REPUBLIKA.CO.ID, NAYPYITAW -- Sedikitnya enam orang tewas oleh aparat keamanan menyusul aksi protes yang terjadi di Myanmar. Aksi digelar untuk memperingati meninggalnya seorang siswa pada pada 1988 lalu dimana peristiwa tersebut memicu pemberontakan melawan pemerintah militer.
Sebanyak tiga orang tewas dan beberapa lainnya cedera ketika polisi melepaskan tembakan kepada para demonstran di Mandalay. Sedangkan satu orang lainnya tewas di pusat kota Pyay dan dua lainnya tewas akibat tembakan polisi di Yangon semalam sebelumnya.
Seorang pengunjuk rasa menceritakan bahwa pasukan keamanan awalnya menghentikan ambulans untuk menjangkau orang-orang yang terluka.
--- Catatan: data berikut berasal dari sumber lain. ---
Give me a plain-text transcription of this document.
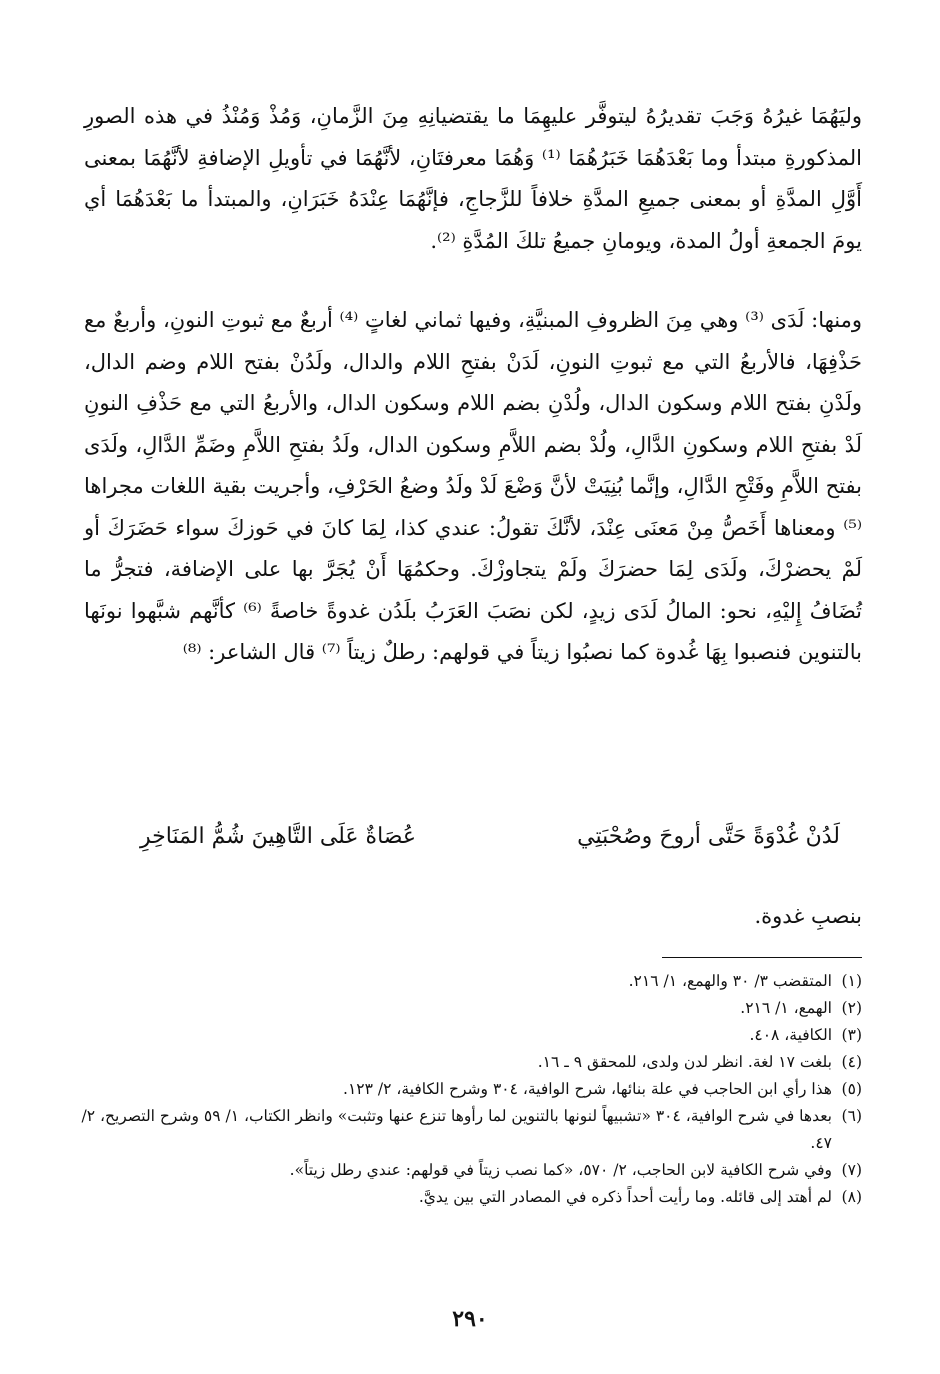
وليَهُمَا غيرُهُ وَجَبَ تقديرُهُ ليتوفَّر عليهِمَا ما يقتضيانِهِ مِنَ الزَّمانِ، وَمُذْ وَمُنْذُ في هذه الصورِ المذكورةِ مبتدأ وما بَعْدَهُمَا خَبَرُهُمَا ⁽¹⁾ وَهُمَا معرفتَانِ، لأنَّهُمَا في تأويلِ الإضافةِ لأنَّهُمَا بمعنى أَوَّلِ المدَّةِ أو بمعنى جميعِ المدَّةِ خلافاً للزَّجاجِ، فإنَّهُمَا عِنْدَهُ خَبَرَانِ، والمبتدأ ما بَعْدَهُمَا أي يومَ الجمعةِ أولُ المدة، ويومانِ جميعُ تلكَ المُدَّةِ ⁽²⁾.

ومنها: لَدَى ⁽³⁾ وهي مِنَ الظروفِ المبنيَّةِ، وفيها ثماني لغاتٍ ⁽⁴⁾ أربعٌ مع ثبوتِ النونِ، وأربعٌ مع حَذْفِهَا، فالأربعُ التي مع ثبوتِ النونِ، لَدَنْ بفتحِ اللام والدال، ولَدُنْ بفتح اللام وضم الدال، ولَدْنِ بفتح اللام وسكون الدال، ولُدْنِ بضم اللام وسكون الدال، والأربعُ التي مع حَذْفِ النونِ لَدْ بفتحِ اللام وسكونِ الدَّالِ، ولُدْ بضم اللاَّمِ وسكون الدال، ولَدُ بفتحِ اللاَّمِ وضَمِّ الدَّالِ، ولَدَى بفتح اللاَّمِ وفَتْحِ الدَّالِ، وإنَّما بُنِيَتْ لأنَّ وَضْعَ لَدْ ولَدُ وضعُ الحَرْفِ، وأجريت بقية اللغات مجراها ⁽⁵⁾ ومعناها أَخَصُّ مِنْ مَعنَى عِنْدَ، لأنَّكَ تقولُ: عندي كذا، لِمَا كانَ في حَوزكَ سواء حَضَرَكَ أو لَمْ يحضرْكَ، ولَدَى لِمَا حضرَكَ ولَمْ يتجاوزْكَ. وحكمُهَا أَنْ يُجَرَّ بها على الإضافة، فتجرُّ ما تُضَافُ إِليْهِ، نحو: المالُ لَدَى زيدٍ، لكن نصَبَ العَرَبُ بلَدُن غدوةً خاصةً ⁽⁶⁾ كأنَّهم شبَّهوا نونَها بالتنوين فنصبوا بِهَا غُدوة كما نصبُوا زيتاً في قولهم: رطلٌ زيتاً ⁽⁷⁾ قال الشاعر: ⁽⁸⁾

لَدُنْ غُدْوَةً حَتَّى أروحَ وصُحْبَتِي
عُصَاةٌ عَلَى التَّاهِينَ شُمُّ المَنَاخِرِ

بنصبِ غدوة.

(١)
المتقضب ٣/ ٣٠ والهمع، ١/ ٢١٦.
(٢)
الهمع، ١/ ٢١٦.
(٣)
الكافية، ٤٠٨.
(٤)
بلغت ١٧ لغة. انظر لدن ولدى، للمحقق ٩ ـ ١٦.
(٥)
هذا رأي ابن الحاجب في علة بنائها، شرح الوافية، ٣٠٤ وشرح الكافية، ٢/ ١٢٣.
(٦)
بعدها في شرح الوافية، ٣٠٤ «تشبيهاً لنونها بالتنوين لما رأوها تنزع عنها وتثبت» وانظر الكتاب، ١/ ٥٩ وشرح التصريح، ٢/ ٤٧.
(٧)
وفي شرح الكافية لابن الحاجب، ٢/ ٥٧٠، «كما نصب زيتاً في قولهم: عندي رطل زيتاً».
(٨)
لم أهتد إلى قائله. وما رأيت أحداً ذكره في المصادر التي بين يديَّ.
٢٩٠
Mereka kemudian mengizinkan mereka melintas beberapa waktu setelahnya.
"Pada saat mereka mengizinkannya, salah satu yang terluka menjadi kritis dan dia kemudian meninggal," kata pria berusia 23 tahun itu seperti dinukil laman Reuters, Sabtu (13/3).
Reuters melaporkan bahwa kematian itu terjadi ketika para pemimpin dari Amerika Serikat (AS), India, Australia dan Jepang berjanji bekerja sama memulihkan demokrasi di Myanmar. Lebih dari 70 orang telah tewas di Myanmar dalam protes yang meluas terhadap kudeta 1 Februari oleh militer.
"Sebagai pendukung lama Myanmar dan rakyatnya, kami menekankan kebutuhan mendesak untuk memulihkan demokrasi dan prioritas penguatan ketahanan demokrasi," kata keempat pemimpin itu dalam sebuah pernyataan yang dirilis oleh Gedung Putih AS.
Sementara, aksi masa tersebut digelar guna memperingati kematian Phone Maw, seorang sis yang ditembak mati oleh pasukan keamanan pada 1988 lalu. Dia tewas ditembus peluru panas di tempat yang kemudian dikenal sebagai kampus Institut Teknologi Rangoon.
Peristiwa tersebut kemudian memicu protes luas terhadap pemerintah militer yang dikenal sebagai kampanye 8-8-88, yang merupakan hari puncak pergolakan tersebut. Diperkirakan 3.000 orang terbunuh ketika tentara menghancurkan pemberontakan.
Aung San Suu Kyi kemudian muncul sebagai ikon demokrasi selama gerakan dan ditahan di rumah selama hampir dua dekade. Momen itu menjadi tantangan terbesar bagi pemerintahan militer sejak 1962.